Systematic review of the relationship between amyloid-β levels and measures of transgenic mouse cognitive deficit in Alzheimer's disease

Abstract

Amyloid-β (Aβ) is believed to directly affect memory and learning in Alzheimer's disease (AD). It is widely suggested that there is a relationship between Aβ40 and Aβ42 levels and cognitive performance. In order to explore the validity of this relationship, we performed a meta-analysis of 40 peer-reviewed, published AD transgenic mouse studies that quantitatively measured Aβ levels in brain tissue after assessing cognitive performance. We examined the relationship between Aβ levels (Aβ40, Aβ42, or the ratio of Aβ42 to Aβ40) and cognitive function as measured by escape latency times in the Morris water maze or exploratory preference percentage in the novel object recognition test. Our systematic review examined five mouse models (Tg2576, APP, PS1, 3xTg, APP(OSK)-Tg), gender, and age. The overall result revealed no statistically significant correlation between quantified Aβ levels and experimental measures of cognitive function. However, enough of the trends were of the same sign to suggest that there probably is a very weak qualitative trend visible only across many orders of magnitude. In summary, the results of the systematic review revealed that mice bred to show elevated levels of Aβ do not perform significantly worse in cognitive tests than mice that do not have elevated Aβ levels.
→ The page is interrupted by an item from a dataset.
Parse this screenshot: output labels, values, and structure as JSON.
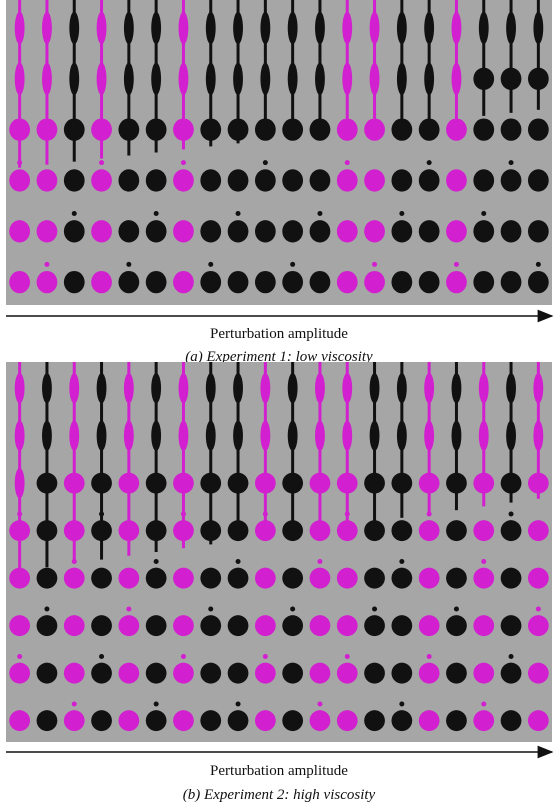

Our results suggest two lines of inquiry: 1) Aβ is a biochemical "side effect" of the AD pathology; or 2) learning and memory deficits in AD are tied to the presence of qualitatively "high" levels of Aβ but are not quantitatively sensitive to the levels themselves.

Keywords: Amyloid-β; Morris water maze; Tg2576; cognitive deficit; memory; mouse model; novel object recognition.

Fig. 1

The log of raw Aβ₄₀ and Aβ₄₂ soluble and insoluble levels per area of tissue in the brain is plotted versus Morris water maze escape latency in Tg2576 mice. Only the insoluble level of Aβ₄₂ was found to be significantly correlated with Morris water maze escape latency. No correlation was found between escape latency and insoluble Aβ₄₀, soluble Aβ₄₀, or soluble Aβ₄₂. A) Insoluble levels of Aβ₄₀, r² = 0.049, p-value = 0.24. B) Insoluble levels of Aβ₄₂, r² = 0.125, p-value = 0.0043. C) Soluble levels of Aβ₄₀, r² = 0.0017, p-value = 0.80. D) Soluble levels of Aβ42, r² = 0.027, p-value = 0.281.

Fig. 2

Extracted and pooled Tg2576 data from 21 studies showed no statistical correlation between Morris water maze escape latency and the log of Aβ₄₂ to Aβ₄₀ ratio in the brain tissue of transgenic mice. A) soluble ratio between levels of Aβ₄₂ to Aβ₄₀, r² = 0.039, p-value = 0.206. B) insoluble ratio, r² = 0.118, p-value = 0.0625.

Fig. 3

Age and Gender Separation data showed no statistical correlation between Morris water maze escape latency and the log of Aβ₄₂ to Aβ₄₀ ratio in the brain tissue of transgenic mice. Extracted data for the Tg2576 mice were separated into groups based on age and gender differences used in the included studies. A) All female mice, r² = 0.02, p-value = 0.6. B) Mice ages 6–11 months, r² = 0.31, p-value = 0.33. Mice ages 12–14 months, r² = 0.001, p-value = 0.88. Mice ages 15–20 months, r² = 0.093, p-value = 0.25.

Fig. 4

APP, APP(OSK)-Tg, 3xTg, and PS1 mice showed no correlation between Morris water maze escape latency and the log of Aβ₄₂ to Aβ₄₀ ratio in brain tissue. Extracted data for A) APP mice, r² = 0.65, p-value = 0.098. B) APP(OSK)-Tg mice, too few points. C) 3xTg mice, r² = 0.072, p-value = 0.73. D) PS1 mice, r² = 0.10, p-value = 0.60.

Fig. 5

Extracted data for Tg2576 mice subjected to the novel object recognition test showed no correlation between exploratory preference percentage and the log Aβ₄₂ to Aβ₄₀ ratio in brain tissue, r² = 0.19, p-value = 0.19.